Nebo, who took the text of his sermon from Numbers 22, 23 and 24, admitted that indeed there was spiritual warfare raging in the country.

He said while there were people who hate Nigeria, there were others who believe that if they were not ruling, there would be no peace in the country.

He however assured Nigerians that if God be for them, nobody could be against them.

The minister said when all the armies of the enemy were lined up against the country, God would scatter them irrespective of who gathered them.

He said no matter how frightening and terrifying the situation might be and no matter how fierce the battle was, God would not abandon the country.

Nebo added, "We are in spiritual warfare and many do not realise this.

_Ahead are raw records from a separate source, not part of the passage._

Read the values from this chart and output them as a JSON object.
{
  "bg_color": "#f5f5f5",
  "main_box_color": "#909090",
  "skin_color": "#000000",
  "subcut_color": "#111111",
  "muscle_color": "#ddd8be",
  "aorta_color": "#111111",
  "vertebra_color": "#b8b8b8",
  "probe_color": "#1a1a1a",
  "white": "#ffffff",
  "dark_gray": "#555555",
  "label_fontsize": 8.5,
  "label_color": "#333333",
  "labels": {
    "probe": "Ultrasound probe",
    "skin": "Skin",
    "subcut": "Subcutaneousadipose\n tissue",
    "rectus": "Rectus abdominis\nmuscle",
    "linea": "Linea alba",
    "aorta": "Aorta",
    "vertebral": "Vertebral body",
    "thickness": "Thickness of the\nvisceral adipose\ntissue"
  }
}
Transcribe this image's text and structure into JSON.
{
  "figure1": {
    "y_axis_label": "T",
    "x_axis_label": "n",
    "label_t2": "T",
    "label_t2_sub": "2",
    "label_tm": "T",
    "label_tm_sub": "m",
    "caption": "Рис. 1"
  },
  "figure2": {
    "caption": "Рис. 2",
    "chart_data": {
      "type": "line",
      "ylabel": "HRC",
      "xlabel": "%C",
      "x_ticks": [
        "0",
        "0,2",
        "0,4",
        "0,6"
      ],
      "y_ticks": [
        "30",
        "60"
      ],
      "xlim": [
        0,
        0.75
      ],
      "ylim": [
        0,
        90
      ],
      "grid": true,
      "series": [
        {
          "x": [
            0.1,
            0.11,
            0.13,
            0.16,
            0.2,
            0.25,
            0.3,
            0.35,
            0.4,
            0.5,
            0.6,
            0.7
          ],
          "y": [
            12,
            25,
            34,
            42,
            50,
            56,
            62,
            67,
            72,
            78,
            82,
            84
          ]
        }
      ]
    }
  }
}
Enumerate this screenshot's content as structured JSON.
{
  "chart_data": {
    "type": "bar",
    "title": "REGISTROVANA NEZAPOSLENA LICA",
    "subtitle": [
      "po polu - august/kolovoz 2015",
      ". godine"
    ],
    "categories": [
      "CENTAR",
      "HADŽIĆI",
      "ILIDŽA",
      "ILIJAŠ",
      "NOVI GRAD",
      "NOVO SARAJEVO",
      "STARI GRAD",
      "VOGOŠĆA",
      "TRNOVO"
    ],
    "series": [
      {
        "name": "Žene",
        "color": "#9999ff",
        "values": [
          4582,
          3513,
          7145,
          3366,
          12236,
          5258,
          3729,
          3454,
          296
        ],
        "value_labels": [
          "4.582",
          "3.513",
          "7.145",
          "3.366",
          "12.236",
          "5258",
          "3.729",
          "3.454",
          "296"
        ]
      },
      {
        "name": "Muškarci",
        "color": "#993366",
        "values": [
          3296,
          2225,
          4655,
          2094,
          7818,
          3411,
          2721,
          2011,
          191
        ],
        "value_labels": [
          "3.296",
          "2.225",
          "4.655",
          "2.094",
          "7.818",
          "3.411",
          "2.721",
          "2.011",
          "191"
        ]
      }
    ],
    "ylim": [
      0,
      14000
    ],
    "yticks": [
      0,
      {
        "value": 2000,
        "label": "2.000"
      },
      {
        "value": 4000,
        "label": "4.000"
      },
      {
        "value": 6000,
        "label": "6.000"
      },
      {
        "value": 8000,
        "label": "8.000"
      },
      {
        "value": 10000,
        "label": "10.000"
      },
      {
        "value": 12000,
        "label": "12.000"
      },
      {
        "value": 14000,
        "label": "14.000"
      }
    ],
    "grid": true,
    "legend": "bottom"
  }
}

Our military will continue to do their work and God will help them.  Intelligence agencies will continue to do their work and God will help them.

"But those of us that are vast in spiritual warfare should be able to know that there is more to these things that meets the eye.

"There are people who hate Nigeria; those that believe that except they rule, this country will not be in peace. But there is God in this country and He loves this country."

He urged the congregation to disregard those he described as noisemakers, saying noisemaking is their psychological warfare.

The minister assured Nigerians that irrespective of current happenings in the current, Nigeria was at the verge of a new dawn.